Blink and you missed it. Google's fancy new "life-logging" camera, Google Clips, officially went on sale yesterday. That's the good news, if you were curious what it might be like to strap a camera to yourself—or stuff it in your house somewhere where people typically congregate—and let it take photos for you instead of managing that on your own.
The bad news? You can't get one. At least, not right now. Google's Clips camera already has a waitlist, and it's doubtful that you'll be able to get your hands on the device in the immediate future. Right before Google switched to a waitlist, estimated shipping times for Clips were already pushing out to March. Either Clips is just that popular, Google underestimated demand for its set-it-and-forget-it camera, or the company just doesn't have an unlimited number to offer in its initial batch.
Though its $249 price tag feels a bit steep for a camera you don't normally control, the entire premise of Clips is quirky enough to be appealing.
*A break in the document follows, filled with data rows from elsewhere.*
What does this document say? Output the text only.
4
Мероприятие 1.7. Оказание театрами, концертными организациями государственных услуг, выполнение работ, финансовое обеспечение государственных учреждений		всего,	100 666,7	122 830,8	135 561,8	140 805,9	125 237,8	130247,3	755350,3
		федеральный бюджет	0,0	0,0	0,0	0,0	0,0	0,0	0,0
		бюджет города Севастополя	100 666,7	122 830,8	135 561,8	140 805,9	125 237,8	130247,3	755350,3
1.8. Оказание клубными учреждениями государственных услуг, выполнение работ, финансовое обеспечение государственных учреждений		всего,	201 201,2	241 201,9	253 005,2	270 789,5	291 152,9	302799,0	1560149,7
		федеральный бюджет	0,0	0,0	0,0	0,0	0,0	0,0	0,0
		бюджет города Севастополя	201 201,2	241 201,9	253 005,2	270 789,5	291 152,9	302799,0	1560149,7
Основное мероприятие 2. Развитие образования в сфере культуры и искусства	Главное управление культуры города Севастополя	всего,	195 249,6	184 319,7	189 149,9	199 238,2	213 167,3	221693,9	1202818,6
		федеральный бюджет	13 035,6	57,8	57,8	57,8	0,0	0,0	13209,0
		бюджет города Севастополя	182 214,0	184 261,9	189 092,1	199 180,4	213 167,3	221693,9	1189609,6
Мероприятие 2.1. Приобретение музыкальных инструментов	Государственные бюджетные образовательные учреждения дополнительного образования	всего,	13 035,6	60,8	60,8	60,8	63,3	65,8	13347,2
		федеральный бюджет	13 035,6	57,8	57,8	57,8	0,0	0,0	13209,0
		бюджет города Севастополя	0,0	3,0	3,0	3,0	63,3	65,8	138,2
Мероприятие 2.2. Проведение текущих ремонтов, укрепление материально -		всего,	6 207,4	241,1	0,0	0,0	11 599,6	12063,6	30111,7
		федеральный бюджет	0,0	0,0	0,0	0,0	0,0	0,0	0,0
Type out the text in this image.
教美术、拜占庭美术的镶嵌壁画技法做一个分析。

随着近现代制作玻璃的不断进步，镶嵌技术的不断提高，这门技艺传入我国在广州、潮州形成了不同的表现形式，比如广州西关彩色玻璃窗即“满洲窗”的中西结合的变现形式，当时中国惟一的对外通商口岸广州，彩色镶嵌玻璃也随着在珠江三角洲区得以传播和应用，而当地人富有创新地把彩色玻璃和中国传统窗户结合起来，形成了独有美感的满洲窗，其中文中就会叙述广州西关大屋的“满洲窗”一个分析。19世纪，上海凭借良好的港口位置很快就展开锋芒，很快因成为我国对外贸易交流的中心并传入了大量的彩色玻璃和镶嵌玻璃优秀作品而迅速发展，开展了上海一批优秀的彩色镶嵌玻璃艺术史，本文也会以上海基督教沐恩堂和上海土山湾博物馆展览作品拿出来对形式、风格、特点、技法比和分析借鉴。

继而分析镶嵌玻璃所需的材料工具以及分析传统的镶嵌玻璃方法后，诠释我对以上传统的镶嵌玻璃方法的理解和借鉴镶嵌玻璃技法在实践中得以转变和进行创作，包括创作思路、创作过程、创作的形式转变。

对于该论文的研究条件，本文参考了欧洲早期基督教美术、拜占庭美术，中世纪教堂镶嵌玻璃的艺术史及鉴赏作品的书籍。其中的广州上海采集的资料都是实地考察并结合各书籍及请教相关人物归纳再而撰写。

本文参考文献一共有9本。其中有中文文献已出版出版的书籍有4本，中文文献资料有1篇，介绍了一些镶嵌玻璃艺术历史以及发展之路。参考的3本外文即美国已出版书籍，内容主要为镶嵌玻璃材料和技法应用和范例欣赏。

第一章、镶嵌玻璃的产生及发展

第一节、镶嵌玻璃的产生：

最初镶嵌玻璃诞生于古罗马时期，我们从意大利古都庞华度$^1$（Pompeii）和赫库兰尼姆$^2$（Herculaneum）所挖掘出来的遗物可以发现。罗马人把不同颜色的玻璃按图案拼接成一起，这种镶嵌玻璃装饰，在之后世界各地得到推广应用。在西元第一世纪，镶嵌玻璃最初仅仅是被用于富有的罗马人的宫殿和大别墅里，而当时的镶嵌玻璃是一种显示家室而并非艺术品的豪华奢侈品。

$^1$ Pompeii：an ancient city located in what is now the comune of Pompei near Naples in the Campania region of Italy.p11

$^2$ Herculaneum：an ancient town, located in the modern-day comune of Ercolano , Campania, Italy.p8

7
"What if we could build a product that helped us be more in-the-moment with the people we care about? What if we could actually be in the photos, instead of always behind the camera? What if we could go back in time and take the photographs we would have taken, without having had to stop, take out a phone, swipe open the camera, compose the shot, and disrupt the moment?" writes Google UX designer Josh Lovejoy.
"And, what if we could have a photographer by our side to capture more of those authentic and genuine moments of life, such as my child's real smile? Those moments which often feel impossible to capture even if one is always behind the camera. That's what we set out to build."
As PCMag's Sascha Segan noted last October, Clips' 12-megapixel camera has a shutter button if you want to go manual, but its GoPro-like design is intended to be worn or placed somewhere, not pulled out of a pocked and manipulated. Using an Android smartphone app, you tell Clips whether you want it to take a few, some, or many photos. And off to the races it goes, snapping video clips of interesting things it recognizes—like your kids or your cat—for around three hours on a single battery charge.
When you're viewing the footage, you can keep the (audio-less) five- to eight-second video clips as videos or extract still images from Google's recordings. As Segan noted, you'll probably be more likely to do the latter, as the videos—recorded in a paltry 15 frames per second—look a bit choppy. The Clips camera comes with 16GB of storage, but we wouldn't worry about the camera filling that up over its three-hour life.